You know you're in the Fynbos once you hear the distinctive tseu tseu, a noise a bit like that a child would make to imitate the laser guns from Star Wars. And watching them darting around the proteas I can't help feeling they are playing, rather than engaged in the eternal fight for life.
The following is the text of a pro-bona article penned for the most recent issue of African Birdlife:
Its not hard to see why this bird is described as beautiful – the male is the most distinctive and gorgeous of the sunbirds in southern Africa. This bird has brought numerous tourists to South Africa, and so it has a pivotal role to play in supporting not just the multi-million rand avitourism industry, but tourism to South Africa in general. As such, it is important not only for biodiversity functioning (through its role as the key pollinator for numerous red and long-corolla erica species), but also for our economy.
So clearly the bird is beautiful from various view-points, but why is it also 'bold'? Field observations of flight initiation distances (a bird's 'comfort zone') show that this is the least skittish of all our Fynbos endemic bird species. Even birds in remote areas will let one approach to within a few meters before taking flight to safer distances. It is also very curious, and it is not uncommon for young birds to approach human observers to almost touching distance.
Perhaps for these two reasons this is the most uploaded of the six Fynbos endemic bird species onto the photo sharing website Flikr so far this year, although there is a clear sex bias, with photos of males outranking females over ten to one.

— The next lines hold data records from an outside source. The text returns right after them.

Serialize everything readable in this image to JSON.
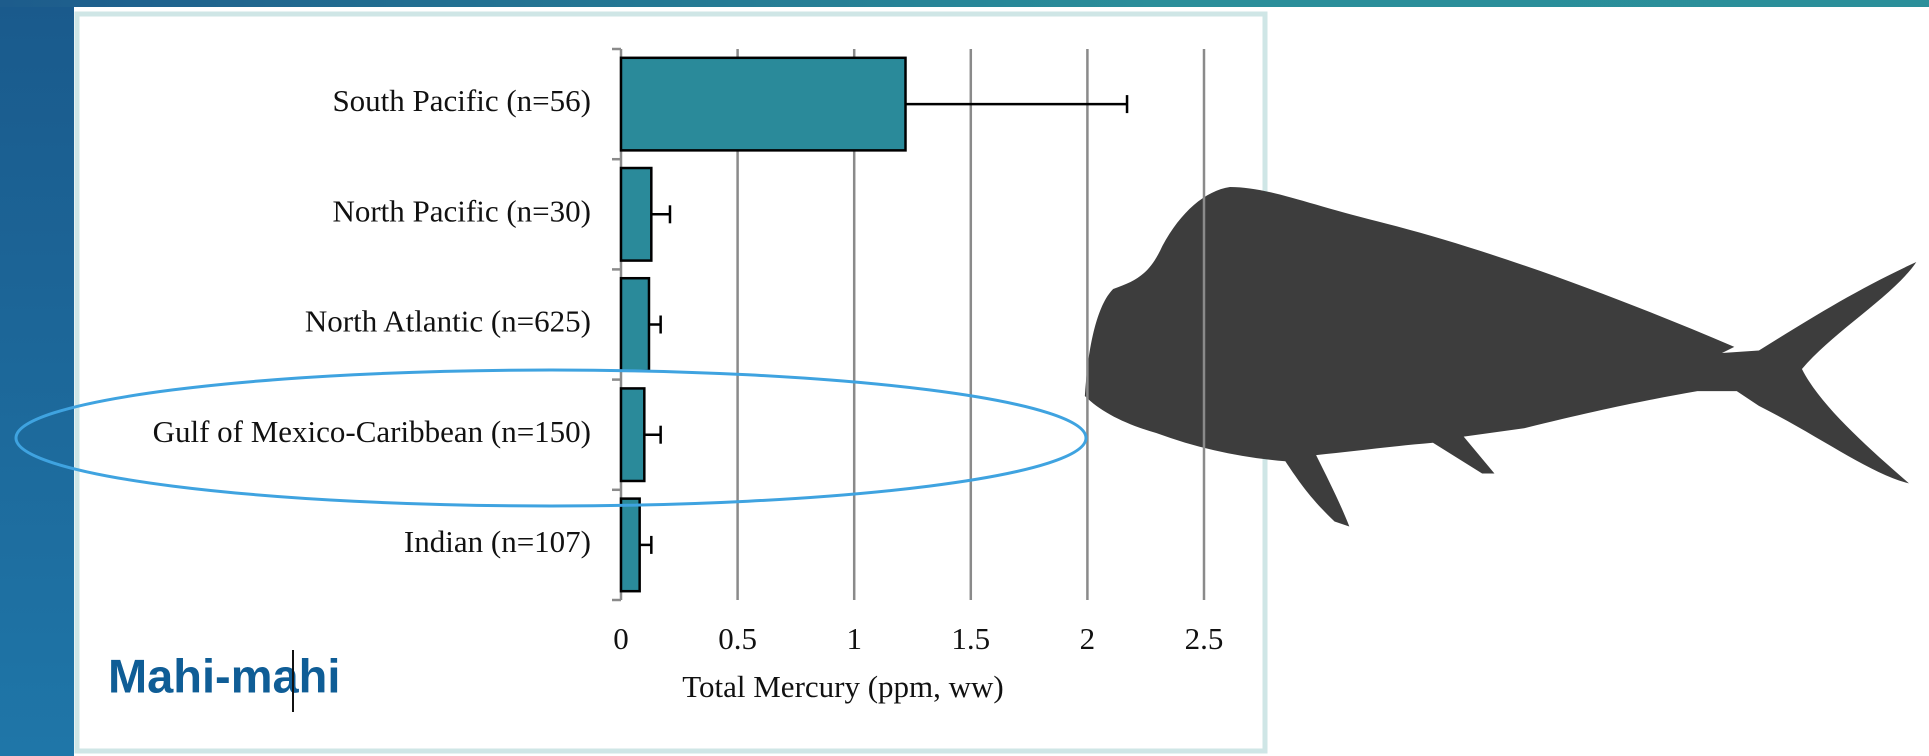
{
  "chart_data": {
    "type": "bar",
    "orientation": "horizontal",
    "annotation": "Mahi-mahi",
    "xlabel": "Total Mercury (ppm, ww)",
    "categories": [
      "South Pacific (n=56)",
      "North Pacific (n=30)",
      "North Atlantic (n=625)",
      "Gulf of Mexico-Caribbean (n=150)",
      "Indian (n=107)"
    ],
    "values": [
      1.22,
      0.13,
      0.12,
      0.1,
      0.08
    ],
    "errors": [
      0.95,
      0.08,
      0.05,
      0.07,
      0.05
    ],
    "color": "#2a8a9a",
    "xlim": [
      0,
      2.5
    ],
    "xticks": [
      0,
      0.5,
      1,
      1.5,
      2,
      2.5
    ],
    "grid": true
  }
}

Ecologically, this seems to be a fairly resilient species – it can be abundant in certain Fynbos habitats, survives on tiny unburnt fragments after a fire, it breeds from very young, has an extended breeding period, can double brood and so recovers populations fairly quickly after fires. Mostly associated with erica plant species, it also feeds from several widespread proteas and a variety of other flower types, as well as insects and spiders. As such, it is difficult to pin down exactly why this species hasn't spread further afield across South Africa, and a combination of food suitability and suitable climate may be the answers.
Research published nearly a decade ago suggested this species would soon be loosing large areas of suitable bioclimatic space, and SABAP data shows moderate decreases in both range and reporting rate between atlas periods – in comparison to the Amethyst Sunbird happily expanding its range across the Western Cape. While there is no need to panic yet, we all need to do our bit in order to ensure that this energetic mascot of the Fynbos will be able to continue working hard for us all well into the future.